- Born: February 18, 1885
- Died: January 30, 1975 (aged 89)
- Genres: old-time
- Occupation: musician
- Instruments: fiddle, banjo

= Manco Sneed =

Manco Sneed (February 18, 1885 – January 30, 1975) was a fiddle and banjo player from Western North Carolina who cultivated a unique and highly ornamented fiddle style that remains influential among old-time musicians.

== Biography ==
Manco Sneed was born in Jackson County to John Harrison Sneed, who was half-Cherokee, and Sarah Lovin Sneed. John was born to an English trader and a Cherokee woman. John was a left-handed fiddler who was locally renowned for his "trick" playing, which employed unusual gimmicks to delight listeners. After being scolded by his wife, it was reported that John would stroll down the lane playing “Going Down This Road Feeling Bad” while holding the fiddle behind his back. John and Sarah moved to Jackson County from Hiawassee, GA, shortly before Manco's birth. John was fluent in Cherokee and once served as interpreter for court proceedings in Bryson City, NC, that involved Cherokee and English-speaking parties.

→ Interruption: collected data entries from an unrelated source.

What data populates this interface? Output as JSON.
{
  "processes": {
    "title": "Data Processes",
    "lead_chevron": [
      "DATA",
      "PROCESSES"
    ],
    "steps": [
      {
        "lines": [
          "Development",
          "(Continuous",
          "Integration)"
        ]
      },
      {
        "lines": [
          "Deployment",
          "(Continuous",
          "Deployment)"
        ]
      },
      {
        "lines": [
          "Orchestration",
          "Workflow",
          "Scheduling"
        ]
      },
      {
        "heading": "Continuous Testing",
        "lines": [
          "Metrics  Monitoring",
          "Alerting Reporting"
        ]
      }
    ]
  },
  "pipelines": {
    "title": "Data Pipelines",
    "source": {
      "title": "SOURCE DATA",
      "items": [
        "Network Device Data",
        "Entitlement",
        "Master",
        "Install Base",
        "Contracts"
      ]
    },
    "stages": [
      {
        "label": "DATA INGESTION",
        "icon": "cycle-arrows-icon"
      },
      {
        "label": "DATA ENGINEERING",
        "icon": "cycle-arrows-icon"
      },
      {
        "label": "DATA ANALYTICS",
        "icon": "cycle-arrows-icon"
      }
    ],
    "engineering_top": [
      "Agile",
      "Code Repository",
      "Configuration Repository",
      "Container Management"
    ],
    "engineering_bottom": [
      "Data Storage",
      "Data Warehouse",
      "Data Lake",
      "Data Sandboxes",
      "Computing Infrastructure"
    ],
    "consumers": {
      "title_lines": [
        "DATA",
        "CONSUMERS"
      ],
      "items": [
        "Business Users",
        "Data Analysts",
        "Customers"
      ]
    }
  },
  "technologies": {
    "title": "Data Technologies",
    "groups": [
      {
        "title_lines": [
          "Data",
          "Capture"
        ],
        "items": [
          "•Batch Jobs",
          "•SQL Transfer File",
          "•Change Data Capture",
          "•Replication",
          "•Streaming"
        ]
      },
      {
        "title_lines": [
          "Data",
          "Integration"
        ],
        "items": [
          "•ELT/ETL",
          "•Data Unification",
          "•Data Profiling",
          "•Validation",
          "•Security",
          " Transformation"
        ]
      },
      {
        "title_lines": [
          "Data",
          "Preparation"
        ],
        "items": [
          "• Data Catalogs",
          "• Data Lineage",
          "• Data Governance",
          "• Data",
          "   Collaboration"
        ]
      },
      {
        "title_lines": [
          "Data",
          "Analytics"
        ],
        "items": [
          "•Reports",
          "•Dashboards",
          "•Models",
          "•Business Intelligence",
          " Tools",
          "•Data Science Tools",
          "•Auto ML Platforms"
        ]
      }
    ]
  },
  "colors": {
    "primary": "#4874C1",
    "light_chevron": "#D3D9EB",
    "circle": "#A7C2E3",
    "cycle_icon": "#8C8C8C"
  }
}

Manco and his three brothers, Osco, Peco (or Peko), and Cameo, were exposed to traditional mountain music through community dances and other gatherings. Osco and Peco both learned to play instruments at home, while Cameo acquired a reputation for his dancing. When Manco was about 12 years old, his family moved to Graham County, where he embarked on a path that would lead him to far outstrip his family members in musical ability. There he encountered J.D. (Dedrick) Harris, a fiddler born in Flag Pond, TN, in 1859 who lived for some years in Andrews and Asheville, NC. Harris, who was well-known in the fiddle competition circuit and would later make commercial recordings, would become Sneed's greatest influence. When Sneed played with Harris, the two would switch off playing fiddle and banjo, although Sneed played banjo most of the time. Sneed learned one quarter of his vast repertoire from Harris and took pride in the fact that he was able to carry on Harris's musical legacy. Sneed also frequently played tunes with fiddler Mac Hensley and his nephew, Fiddlin’ Bill Hensley. He thought highly of both musicians, but is not known to have acquired repertoire from them.

In about 1903, when Sneed was about 18 years old, his father moved the family to the Cherokee tribal lands of the Qualla Boundary, near the town of Cherokee, NC. It is not clear why his father, who often expressed a negative opinion of Native Americans, orchestrated this move. After the move, Sneed became completely isolated from his community of musicians. There were very few dances in the area of Cherokee, and they catered only to the few white people in the region. Sneed continued to play at home while raising a family, and musicians would sometimes travel to visit and play with him. He also played for square dance teams at the Cherokee Fair and occasionally traveled to Asheville to perform at the Mountain Dance and Folk Festival. The festival organizer, Bascom Lamar Lunsford, was a good friend of Sneed and visited him often. As a result of his isolation, Sneed developed a highly distinctive style. Tennessee fiddler Joseph Decosimo has described that style as follows: “His playing is filled with nuance. Bowed triplets, an ornament heard on field recordings of an older generation of Appalachian fiddlers, adorn his playing. His fingers elaborate captivating melodies with intricately tangled cascades of notes. The location and pitch of his notes shift in confounding, powerful ways. There are bad notes and offness in his playing that make it supremely appealing to a handful of contemporary players.”

During most of his life, Sneed was renowned for his extraordinarily large repertoire. It was reported that he could play for hours on end without ever repeating a tune. However, by the time the first recordings were made of his playing, Sneed's memory and ability had both deteriorated. Field recorder Peter Hoover captured twelve tunes in 1959, while Blanton Owen recorded five additional tuned between 1970 and 1973. Sneed's son-in-law Joseph Laurel Johnson, also a fiddler, recorded 34 tunes at Sneed's home using a tape recorder in the 1960s, but only twelve were unique. In total, 28 of Manco's tunes were captured on recorded media near the end of his life. Those played most often by contemporary fiddlers are "Katy Hill," "Forks of Sandy," "Georgia Belle," "Polly Put the Kettle On" (which he learned from his father), and three tunes that he certainly learned from J.D. Harris: "Snowbird," "Grey Eagle," and "Billy in the Lowground."

Sneed passed on a love of music to his own children. His sons Lawrence and Russell Sneed played guitar and his daughter Mary-Russell played the fiddle. Sneed lived to be 89 years old and is buried in the Cam Sneed Cemetery.